Déboutonner sa chemise se fit sans difficulté, mais lorsqu’il s’agit d’ouvrir son pantalon, le lui retirer comme ses mocassins, il fallut m’agenouiller en entraînant les poids qui m’étiraient les seins et la chatte. Douleur vive, mais à laquelle il m’avait déjà entraînée ; la morsure sur mes tétons était à la hauteur de mes attentes, celle d’une zone qui chez moi est très érogène.

Je découvrais son sexe déjà dressé, d’une bonne taille sans être démesurée et j’attendais avec impatience de le sentir pénétrer dans mes orifices.

 

Il s’assit sur le lit ; « je vais te récompenser, tu vas avoir le droit de me lécher et de me sucer, dans cet ordre ».

 

Le lit se trouvait à quelques pas de l’endroit où je me tenais, mais ses pas furent un doux supplice ; en avançant, les liens se tendaient sous l’effet des poids et il me fallut un certain temps pour enfin atteindre son corps ; là, je dus m’agenouiller pour me plier à son désir.

Je commençais par lui lécher longuement les testicules, je les avalais goulûment, mais lorsque je voulus mettre son sexe dans ma bouche, il me rappela :« Dans cet ordre t’ai-je dit, retourne contre le mur ».

Je me relevais et reculais ; j’attendis jusqu’à ce qu’il m’intime l’ordre de venir le sucer.

De nouveau, je m’avançais avec la lenteur que m’imposaient les étirements et, enfin, je pus avaler son membre ; c’était si bon ! Ma bouche allait et venait, je léchais son gland déjà humide des premières gouttes, j’entrais dans un dérèglement de tous mes sens.

Après un long moment, il repoussa doucement mon visage, défit avec la même délicatesse que précédemment les pinces et là encore, massa longuement mes lèvres et mes tétons.

 

— Mets-toi à quatre pattes sur le lit; allais-je être pénétrée, baisée, pilonnée comme j’en rêvais ?

 

Je sentis son sexe se présenter à l’entrée de mon anus tandis qu’une nouvelle paire de pinces était placée sur une surface encore intacte de mes lèvres.

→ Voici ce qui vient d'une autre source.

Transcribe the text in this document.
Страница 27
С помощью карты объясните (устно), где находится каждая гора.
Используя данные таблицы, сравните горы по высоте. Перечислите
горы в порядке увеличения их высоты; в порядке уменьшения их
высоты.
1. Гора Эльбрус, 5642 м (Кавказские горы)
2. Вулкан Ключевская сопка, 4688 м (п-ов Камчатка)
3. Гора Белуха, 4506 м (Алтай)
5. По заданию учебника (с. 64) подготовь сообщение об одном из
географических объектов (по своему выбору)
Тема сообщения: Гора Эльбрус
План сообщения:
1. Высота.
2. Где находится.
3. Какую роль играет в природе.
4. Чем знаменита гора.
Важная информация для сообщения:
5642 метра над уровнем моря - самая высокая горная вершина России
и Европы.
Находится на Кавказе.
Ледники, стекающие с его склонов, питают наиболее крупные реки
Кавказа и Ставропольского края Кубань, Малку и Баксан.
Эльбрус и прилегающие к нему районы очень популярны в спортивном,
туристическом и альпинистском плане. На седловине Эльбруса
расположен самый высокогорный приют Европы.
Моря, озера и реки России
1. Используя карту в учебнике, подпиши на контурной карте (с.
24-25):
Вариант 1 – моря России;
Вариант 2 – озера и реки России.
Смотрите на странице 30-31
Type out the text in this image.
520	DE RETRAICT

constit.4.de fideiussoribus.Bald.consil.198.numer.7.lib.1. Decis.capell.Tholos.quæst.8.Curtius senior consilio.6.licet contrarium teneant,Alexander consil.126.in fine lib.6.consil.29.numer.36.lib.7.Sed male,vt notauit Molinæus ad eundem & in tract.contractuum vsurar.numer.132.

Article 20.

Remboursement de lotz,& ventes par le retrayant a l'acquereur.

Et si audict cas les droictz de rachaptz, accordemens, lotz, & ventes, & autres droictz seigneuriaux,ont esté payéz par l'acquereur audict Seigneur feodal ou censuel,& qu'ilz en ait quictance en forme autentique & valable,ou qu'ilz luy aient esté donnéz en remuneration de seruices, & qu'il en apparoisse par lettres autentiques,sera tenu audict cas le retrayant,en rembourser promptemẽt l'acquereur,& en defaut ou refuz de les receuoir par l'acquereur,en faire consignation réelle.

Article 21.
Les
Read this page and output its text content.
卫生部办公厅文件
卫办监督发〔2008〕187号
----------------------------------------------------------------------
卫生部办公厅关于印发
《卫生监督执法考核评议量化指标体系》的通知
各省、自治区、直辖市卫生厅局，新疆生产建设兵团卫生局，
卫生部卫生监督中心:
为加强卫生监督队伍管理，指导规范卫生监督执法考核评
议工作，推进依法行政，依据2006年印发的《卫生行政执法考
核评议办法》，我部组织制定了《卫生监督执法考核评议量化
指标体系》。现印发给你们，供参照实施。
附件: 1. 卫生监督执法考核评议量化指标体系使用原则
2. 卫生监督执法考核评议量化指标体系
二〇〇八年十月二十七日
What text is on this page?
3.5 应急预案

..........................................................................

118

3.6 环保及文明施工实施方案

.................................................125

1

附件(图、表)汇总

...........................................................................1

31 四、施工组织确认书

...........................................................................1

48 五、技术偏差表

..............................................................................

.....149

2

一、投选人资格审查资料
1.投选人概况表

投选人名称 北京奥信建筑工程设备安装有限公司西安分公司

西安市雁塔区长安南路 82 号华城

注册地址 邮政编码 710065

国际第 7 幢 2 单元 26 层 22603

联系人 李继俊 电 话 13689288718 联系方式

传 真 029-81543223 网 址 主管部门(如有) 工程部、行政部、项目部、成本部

Pierre mit le temps qui était nécessaire pour que mon cul s’ouvre sous la pression insistante de son sexe ; une fois pénétrée, je ressentis une chaleur envahir mon fondement et au fur et à mesure, je sentais également mon anus s’ouvrir et l’engloutir avidement.

 

— Ton cul s’ouvre bien, attends ce qui va venir; en effet, sous l’effet de ce nouveau plaisir, je sentis son sexe glisser de mieux en mieux, mon cul mouillait ; c’était divin !

 

A partir de ce moment, il m’encula sans retenue en tirant sur les pinces.

Je gémissais, hurlais, haletais jusqu’à ce que les mots m’échappent « Monsieur, enculez-moi plus fort, étirez-moi, encore » et, dans un râle, je me mis à jouir longuement pendant que le sexe de Pierre me labourait.

Jamais je n’avais ressenti un tel orgasme ; je me remémorais sa phrase sur les plaisirs partagés ; j’en prenais la mesure, j’étais ivre de plaisir.